# Photoshop post production effects



## snapcult (Apr 1, 2012)

So I've finally decided to start doing some image processing to try and get some higher end looking effects on my sports images. While I realize the posted image is far from perfect, I was wondering if some people could offer advice and maybe links to some tutorials. This is my attempt at cross processing, but what I'd really like to learn is the effect that looks a little high contrast and a little saturated that you see in SI and other sports magazines.

Thanks in advance for any help anyone can offer.


----------



## The_Traveler (Apr 1, 2012)

Before you start 'higher end looking effects', I would think of cropping this to remove all the non-contributory space.


----------



## snapcult (Apr 1, 2012)

Didn't really need it cropped since the client needs lots of negative space for type, but thanks for the processing tip.


----------



## The_Traveler (Apr 1, 2012)

This picture looks cross-processed.
If you put up the original, then perhaps the respondants can show some increased color methods.


----------



## snapcult (Apr 1, 2012)

Here's the original image with no correction. Slight unsharp mask, but no color correction...


----------



## DScience (Apr 1, 2012)

I think you did a fine job with the cross process!
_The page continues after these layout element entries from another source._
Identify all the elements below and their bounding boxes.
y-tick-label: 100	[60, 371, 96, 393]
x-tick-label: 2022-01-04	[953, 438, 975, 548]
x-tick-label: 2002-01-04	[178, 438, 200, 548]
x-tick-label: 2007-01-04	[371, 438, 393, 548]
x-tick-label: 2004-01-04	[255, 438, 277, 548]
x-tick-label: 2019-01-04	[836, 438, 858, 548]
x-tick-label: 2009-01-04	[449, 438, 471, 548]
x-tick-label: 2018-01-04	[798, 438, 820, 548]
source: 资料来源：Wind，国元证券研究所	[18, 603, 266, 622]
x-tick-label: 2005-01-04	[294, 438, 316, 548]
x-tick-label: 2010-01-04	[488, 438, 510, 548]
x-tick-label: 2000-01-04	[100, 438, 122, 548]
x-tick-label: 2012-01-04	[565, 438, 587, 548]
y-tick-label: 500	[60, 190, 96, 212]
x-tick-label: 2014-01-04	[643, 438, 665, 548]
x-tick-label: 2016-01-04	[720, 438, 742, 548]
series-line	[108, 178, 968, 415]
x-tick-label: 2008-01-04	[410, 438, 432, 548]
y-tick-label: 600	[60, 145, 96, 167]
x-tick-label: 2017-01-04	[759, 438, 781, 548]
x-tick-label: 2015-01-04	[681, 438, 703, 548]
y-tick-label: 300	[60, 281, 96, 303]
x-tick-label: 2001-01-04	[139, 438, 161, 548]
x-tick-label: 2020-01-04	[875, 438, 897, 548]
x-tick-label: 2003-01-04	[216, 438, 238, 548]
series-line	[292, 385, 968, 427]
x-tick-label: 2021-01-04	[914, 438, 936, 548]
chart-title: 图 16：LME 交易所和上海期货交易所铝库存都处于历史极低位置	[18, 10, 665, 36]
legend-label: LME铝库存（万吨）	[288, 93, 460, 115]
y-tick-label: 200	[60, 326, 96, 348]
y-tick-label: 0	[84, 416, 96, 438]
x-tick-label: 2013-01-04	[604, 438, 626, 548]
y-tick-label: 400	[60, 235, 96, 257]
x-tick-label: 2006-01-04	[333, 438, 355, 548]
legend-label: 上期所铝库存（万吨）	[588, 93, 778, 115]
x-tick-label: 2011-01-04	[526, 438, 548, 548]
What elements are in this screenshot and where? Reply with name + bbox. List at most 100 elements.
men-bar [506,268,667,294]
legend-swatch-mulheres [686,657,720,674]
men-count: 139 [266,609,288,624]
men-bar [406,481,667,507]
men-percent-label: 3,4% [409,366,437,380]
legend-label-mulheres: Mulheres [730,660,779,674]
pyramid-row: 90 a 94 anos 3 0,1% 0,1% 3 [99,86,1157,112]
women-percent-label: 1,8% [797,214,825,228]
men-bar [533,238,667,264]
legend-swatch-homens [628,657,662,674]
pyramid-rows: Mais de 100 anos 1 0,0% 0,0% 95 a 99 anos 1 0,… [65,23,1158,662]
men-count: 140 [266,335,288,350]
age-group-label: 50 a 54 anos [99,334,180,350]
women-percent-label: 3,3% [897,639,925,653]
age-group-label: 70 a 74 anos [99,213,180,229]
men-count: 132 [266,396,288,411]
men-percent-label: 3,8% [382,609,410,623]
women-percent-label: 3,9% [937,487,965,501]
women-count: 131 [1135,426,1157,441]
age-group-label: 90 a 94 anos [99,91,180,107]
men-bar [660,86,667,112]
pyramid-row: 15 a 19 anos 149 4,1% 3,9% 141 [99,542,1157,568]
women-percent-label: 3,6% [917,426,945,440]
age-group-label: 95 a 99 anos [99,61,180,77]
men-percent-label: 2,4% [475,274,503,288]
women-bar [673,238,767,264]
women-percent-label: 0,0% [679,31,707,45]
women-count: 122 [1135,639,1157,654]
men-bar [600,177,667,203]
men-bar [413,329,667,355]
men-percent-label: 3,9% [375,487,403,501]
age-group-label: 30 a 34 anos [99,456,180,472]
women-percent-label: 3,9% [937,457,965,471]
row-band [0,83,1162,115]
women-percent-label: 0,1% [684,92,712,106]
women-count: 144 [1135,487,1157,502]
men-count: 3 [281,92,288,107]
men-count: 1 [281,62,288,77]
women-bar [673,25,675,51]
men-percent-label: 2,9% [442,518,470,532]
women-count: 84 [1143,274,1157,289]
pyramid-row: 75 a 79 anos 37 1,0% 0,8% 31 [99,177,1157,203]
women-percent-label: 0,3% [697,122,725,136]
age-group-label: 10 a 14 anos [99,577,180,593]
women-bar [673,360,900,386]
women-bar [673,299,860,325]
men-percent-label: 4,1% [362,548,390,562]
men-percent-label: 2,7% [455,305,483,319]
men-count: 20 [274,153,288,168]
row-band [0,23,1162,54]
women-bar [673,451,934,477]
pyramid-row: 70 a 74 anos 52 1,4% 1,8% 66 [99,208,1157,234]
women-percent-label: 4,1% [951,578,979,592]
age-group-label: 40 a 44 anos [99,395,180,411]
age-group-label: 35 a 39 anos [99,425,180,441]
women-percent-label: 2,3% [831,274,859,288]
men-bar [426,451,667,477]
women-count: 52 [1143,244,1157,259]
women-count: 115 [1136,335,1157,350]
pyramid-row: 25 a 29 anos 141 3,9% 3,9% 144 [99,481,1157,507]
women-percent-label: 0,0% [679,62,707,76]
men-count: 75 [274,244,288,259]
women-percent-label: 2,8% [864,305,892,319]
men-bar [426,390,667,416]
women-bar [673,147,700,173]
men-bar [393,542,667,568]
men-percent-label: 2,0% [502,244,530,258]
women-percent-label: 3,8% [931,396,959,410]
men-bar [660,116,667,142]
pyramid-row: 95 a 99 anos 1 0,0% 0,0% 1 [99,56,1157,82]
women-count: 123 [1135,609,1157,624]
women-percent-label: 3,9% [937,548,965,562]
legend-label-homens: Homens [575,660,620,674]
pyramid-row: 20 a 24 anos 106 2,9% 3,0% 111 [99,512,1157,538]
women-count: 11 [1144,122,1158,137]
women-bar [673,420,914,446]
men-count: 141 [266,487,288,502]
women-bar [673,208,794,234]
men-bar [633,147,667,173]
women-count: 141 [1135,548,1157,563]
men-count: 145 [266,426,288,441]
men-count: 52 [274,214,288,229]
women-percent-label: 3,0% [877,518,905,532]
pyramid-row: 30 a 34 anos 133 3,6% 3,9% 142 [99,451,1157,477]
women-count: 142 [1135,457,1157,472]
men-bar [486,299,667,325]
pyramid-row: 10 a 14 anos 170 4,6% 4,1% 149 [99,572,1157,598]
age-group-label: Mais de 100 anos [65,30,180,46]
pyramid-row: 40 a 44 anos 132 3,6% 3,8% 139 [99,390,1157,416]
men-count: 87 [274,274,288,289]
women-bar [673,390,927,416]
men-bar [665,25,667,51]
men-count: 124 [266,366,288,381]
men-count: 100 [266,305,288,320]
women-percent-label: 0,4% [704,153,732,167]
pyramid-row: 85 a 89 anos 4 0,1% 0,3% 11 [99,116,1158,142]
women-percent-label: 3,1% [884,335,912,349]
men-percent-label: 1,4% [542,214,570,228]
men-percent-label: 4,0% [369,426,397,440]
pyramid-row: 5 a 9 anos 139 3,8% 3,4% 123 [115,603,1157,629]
For the effect you were going for, I feel you succeeded! :O)


----------



## snapcult (Apr 1, 2012)

Thanks, I was just looking for some others... Not sure which ones SI uses, I think maybe it's high pass or something similar.


----------



## The_Traveler (Apr 1, 2012)

snapcult said:


> Thanks, I was just looking for some others... Not sure which ones SI uses, I think maybe it's high pass or something similar.



High pass is a kind of sharpening technique.
The obstacle to making anything really technique-y with lots of saturation is that there is very little actual color in this image.
The body is underexposed against a dead-flat sky (see histo below)
SI depends on lots of bright colors, very sharp and often with little bright sky - or perhaps exposed for the person.


----------



## snapcult (Apr 1, 2012)

Similar to this maybe...

http://www.chachingonashoestring.com/wp-content/uploads/2010/11/espn-magazine.jpg


----------



## snapcult (Apr 2, 2012)

Thanks. I wasn't exclusively looking for tips in cross processing, just other types of processing. But thanks that filter looks kinda fun I'll have to look it up.


----------